Some students have expressed their enthusiasm for the new smoking areas due to their past experiences before the policies were put in place.
“Outside of Blanton was just a dizzying cloud of smoke,” said Erick Del Rio, an undeclared sophomore. “Going to sleep with the smell of tar and other deadly chemicals doesn’t really constitute as a good night of sleep.”
Resident students like Del Rio were living near popular smoking areas and experienced the smoke daily. This was the change they had been hoping for.
While some students see the benefit to having these smoking policies in place, others are upset with the school’s decision. Many students disagree with the goal to be a 100 percent smoke-free campus. Some smokers are unhappy with this change and have stated that smoking is not illegal, and they have every right to smoke freely. Dajaun Adams, an undeclared freshman, expressed his frustration with these policies and how they would not be beneficial.
“I do smoke cigarettes occasionally and I vape,” Adams said. “It’s not bothering anyone and it’s not hurting anyone.”
Adams sees the benefit in smoking in unrestricted areas because it allows him to pick a peaceful place to calm down and relax alone or with friends.
“During smoke breaks you can make new friends by asking for a lighter or chilling to smoke or vape,” Adams said.

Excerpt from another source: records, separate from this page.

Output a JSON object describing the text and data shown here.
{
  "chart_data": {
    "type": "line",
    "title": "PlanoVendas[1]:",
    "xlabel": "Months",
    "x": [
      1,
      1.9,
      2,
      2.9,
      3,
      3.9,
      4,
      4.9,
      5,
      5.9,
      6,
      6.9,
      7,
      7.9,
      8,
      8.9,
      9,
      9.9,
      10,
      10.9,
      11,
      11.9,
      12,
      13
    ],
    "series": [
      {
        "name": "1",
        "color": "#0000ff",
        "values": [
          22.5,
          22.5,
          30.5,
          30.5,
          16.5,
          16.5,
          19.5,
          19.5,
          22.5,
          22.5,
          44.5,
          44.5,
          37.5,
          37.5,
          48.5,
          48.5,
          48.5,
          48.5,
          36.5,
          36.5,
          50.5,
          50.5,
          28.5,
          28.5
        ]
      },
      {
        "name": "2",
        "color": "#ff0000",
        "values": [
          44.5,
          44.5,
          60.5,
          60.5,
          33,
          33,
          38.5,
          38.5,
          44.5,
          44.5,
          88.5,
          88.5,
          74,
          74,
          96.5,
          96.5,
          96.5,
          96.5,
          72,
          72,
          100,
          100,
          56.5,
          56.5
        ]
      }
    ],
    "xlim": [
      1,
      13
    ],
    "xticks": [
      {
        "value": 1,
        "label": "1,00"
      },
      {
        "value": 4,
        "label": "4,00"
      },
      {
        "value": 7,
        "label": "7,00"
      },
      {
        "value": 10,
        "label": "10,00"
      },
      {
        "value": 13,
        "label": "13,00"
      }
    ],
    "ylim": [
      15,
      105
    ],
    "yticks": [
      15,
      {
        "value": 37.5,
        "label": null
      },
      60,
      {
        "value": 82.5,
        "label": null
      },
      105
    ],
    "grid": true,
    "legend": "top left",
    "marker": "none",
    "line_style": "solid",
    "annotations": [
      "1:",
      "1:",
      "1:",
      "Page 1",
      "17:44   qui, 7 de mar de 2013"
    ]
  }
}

Montclair State has made efforts to try to make students more aware of the dangers of smoking. However, instead of forcing policies directly on campus, some students feel the university needs to teach smokers new ways to cope with stress.
“I don’t like the fact that they jumped right into it,” said Marcus Flax, a sophomore psychology major. “They need to teach people new ways to cope with stress rather than just smoking.”
Students like Flax see that the university has good intentions for smokers but think that other actions need to be taken to help students quit smoking.
“I just feel that rather than alienating the smokers, the school needs to help them instead,” Flax said.
Many students have decided to disagree with the university’s motion to go 100 percent smoke-free and believe that smokers will disregard the policies anyway.
“Trust me, if you’re a smoker and want a boag, you’re gonna have a boag,” said freshman psychology major Rebecca Livi.
Livi feels that because she is a legal adult, she has the right to smoke a cigarette when she so pleases.
Some students that smoke on campus are starting to feel like their rights are being limited by people telling them not to smoke and eventually not allowing them to.
Until the campus goes smoke free in the fall of 2020, students can smoke in designated areas located near Machuga Heights, Dinallo Heights, Blanton Hall, Hawk Crossings, Central Receiving, Russ Hall, Sprague Library, the Student Center, the Village, Feliciano School of Business and the Center for Clinical Services in Lot 60.